An Aylesbury councillor has been recalling how his father fought in two world wars, as he prepares to visit Normandy to take part in this year's D-Day festival event.
Sir Beville Stanier's father Brigadier Alexander Stanier was a British Army officer who fought in both world wars.
Alexander began serving in 1917 with the 1st Battalion of the Welsh Guards on the Western Front and within his first year was awarded the Military Cross for his actions during the Second Battle of Cambrai.
Alexander was recognised for conspicuous gallantry and able leadership when he rallied his platoon under heavy fire.
He was the 1st British Brigade Commander to land on D-Day and travelled in a plane alongside BBC news reporter Howard Marshall and a personal representative of King George VI which landed in France.
Sir Beville recalls: "Alexander stayed but the BBC reporter and the King's representative travelled back the same day.
"The King's representative gave King George a report and the king then telephoned my mother to say that all was well.

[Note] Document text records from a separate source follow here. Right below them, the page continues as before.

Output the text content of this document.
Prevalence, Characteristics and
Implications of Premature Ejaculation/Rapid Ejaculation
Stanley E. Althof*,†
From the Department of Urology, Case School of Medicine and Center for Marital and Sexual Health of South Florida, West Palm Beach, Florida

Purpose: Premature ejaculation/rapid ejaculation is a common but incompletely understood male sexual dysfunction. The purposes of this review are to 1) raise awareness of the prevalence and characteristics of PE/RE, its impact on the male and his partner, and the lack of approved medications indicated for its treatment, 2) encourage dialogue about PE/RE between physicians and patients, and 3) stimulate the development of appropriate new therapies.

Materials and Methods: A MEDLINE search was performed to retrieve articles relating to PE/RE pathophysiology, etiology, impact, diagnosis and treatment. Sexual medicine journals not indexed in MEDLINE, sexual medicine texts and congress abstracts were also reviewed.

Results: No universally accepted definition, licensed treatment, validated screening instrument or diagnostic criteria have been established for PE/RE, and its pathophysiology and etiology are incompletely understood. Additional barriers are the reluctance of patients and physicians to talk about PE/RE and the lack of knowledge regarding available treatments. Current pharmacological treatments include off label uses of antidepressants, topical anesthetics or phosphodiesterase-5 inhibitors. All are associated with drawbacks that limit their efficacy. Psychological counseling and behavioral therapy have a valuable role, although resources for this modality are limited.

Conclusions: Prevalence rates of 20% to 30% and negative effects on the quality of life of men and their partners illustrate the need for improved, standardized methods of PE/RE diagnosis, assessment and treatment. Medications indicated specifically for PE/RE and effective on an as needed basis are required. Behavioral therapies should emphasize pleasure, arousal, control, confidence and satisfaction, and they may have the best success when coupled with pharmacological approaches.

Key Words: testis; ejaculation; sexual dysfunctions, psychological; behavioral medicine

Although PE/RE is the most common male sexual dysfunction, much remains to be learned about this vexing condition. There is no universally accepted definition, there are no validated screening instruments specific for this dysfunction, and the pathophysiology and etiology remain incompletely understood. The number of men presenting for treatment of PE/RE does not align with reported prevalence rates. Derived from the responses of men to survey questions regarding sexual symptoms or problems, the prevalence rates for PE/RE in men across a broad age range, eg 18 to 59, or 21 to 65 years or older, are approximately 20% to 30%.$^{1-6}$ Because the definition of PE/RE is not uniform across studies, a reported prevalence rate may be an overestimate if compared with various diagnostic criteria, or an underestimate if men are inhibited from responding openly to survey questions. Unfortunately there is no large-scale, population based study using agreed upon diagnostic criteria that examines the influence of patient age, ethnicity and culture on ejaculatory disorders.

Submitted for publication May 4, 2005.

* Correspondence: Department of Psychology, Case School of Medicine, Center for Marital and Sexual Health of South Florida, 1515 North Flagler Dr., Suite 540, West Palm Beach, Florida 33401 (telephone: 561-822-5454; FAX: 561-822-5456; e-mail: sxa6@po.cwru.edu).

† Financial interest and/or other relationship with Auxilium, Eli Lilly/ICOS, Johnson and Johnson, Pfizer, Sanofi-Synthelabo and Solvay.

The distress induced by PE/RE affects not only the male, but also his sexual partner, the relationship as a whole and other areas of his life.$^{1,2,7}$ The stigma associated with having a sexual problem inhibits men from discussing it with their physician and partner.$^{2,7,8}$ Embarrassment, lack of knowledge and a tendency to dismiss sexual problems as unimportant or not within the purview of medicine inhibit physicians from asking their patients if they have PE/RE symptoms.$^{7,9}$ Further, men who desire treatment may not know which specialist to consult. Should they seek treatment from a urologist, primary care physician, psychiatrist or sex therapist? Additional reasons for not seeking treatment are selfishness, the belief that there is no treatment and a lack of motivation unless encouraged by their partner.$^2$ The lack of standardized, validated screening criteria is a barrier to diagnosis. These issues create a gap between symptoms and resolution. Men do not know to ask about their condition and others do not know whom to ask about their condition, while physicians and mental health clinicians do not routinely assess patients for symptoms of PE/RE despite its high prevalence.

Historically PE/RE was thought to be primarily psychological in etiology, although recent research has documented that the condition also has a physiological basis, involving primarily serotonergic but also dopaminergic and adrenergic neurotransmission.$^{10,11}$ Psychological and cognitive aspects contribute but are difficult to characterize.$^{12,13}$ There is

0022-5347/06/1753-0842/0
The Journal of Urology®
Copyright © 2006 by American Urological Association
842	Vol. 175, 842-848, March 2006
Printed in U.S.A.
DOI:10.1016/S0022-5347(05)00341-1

"My mother then rang the headmaster at the school where I was at and I can recall him passing on a message to me to say that everything was OK."

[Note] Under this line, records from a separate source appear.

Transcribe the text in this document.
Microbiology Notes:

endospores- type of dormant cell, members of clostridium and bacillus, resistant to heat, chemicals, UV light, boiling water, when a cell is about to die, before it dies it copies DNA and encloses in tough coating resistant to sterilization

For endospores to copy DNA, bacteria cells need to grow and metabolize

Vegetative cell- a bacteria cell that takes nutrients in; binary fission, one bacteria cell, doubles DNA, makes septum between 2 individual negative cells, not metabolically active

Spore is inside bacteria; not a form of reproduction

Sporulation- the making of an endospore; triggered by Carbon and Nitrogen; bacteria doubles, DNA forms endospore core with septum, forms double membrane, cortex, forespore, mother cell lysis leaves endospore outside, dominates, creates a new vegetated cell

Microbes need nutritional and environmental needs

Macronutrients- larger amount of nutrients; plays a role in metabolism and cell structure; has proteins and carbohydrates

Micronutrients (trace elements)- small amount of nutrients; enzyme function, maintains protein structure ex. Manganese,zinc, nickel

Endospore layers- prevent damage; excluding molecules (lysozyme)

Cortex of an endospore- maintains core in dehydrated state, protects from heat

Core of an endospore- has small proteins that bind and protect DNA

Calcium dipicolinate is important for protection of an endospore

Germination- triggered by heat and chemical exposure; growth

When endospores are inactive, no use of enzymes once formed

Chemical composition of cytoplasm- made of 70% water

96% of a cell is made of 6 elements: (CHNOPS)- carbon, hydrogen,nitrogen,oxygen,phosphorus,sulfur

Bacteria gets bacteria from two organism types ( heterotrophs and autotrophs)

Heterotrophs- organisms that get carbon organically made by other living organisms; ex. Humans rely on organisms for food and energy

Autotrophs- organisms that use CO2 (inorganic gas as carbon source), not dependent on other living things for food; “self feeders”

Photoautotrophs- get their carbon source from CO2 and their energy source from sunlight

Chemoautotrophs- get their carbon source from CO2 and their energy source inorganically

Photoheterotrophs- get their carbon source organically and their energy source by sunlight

Alexander enjoyed a distinguished military career which threatened to come to an end when in 1943 he lost an eye after a soldier accidentally dropped a grenade.
He was passed 'medically fit' to continue operations and was promoted to colonel later in the year.
Alexander's other military honours throughout his career included being awarded a distinguished service order for his bravery and leadership during a two day operation in Boulogne.
He went on to lead an operation in 1944 to capture 'Gold Beach' in Arromanches.
After the British led a successful capture of the region, Alexander was proclaimed as a hero in the area.
A town square is named after him and a memorial to him stands in Arromanches today.
Alexander went to the 50th anniversary D-Day celebrations in France at the age of 95 and Beville recalls how getting there was not plain sailing for him.
He said: "Initially my dad was reluctant to go but he had a late change of heart.
"The British embassy forgot to organise the appropriate paperwork for him to go but the pilot of his plane very cleverly flew in low or below the radar.
"They managed to get below the radar and land successfully but it did mean my late father was part of an unauthorised entry!"
Beville recalls how his dad did not talk in great detail about his wartime experiences but said that he did muse about the lighter moments.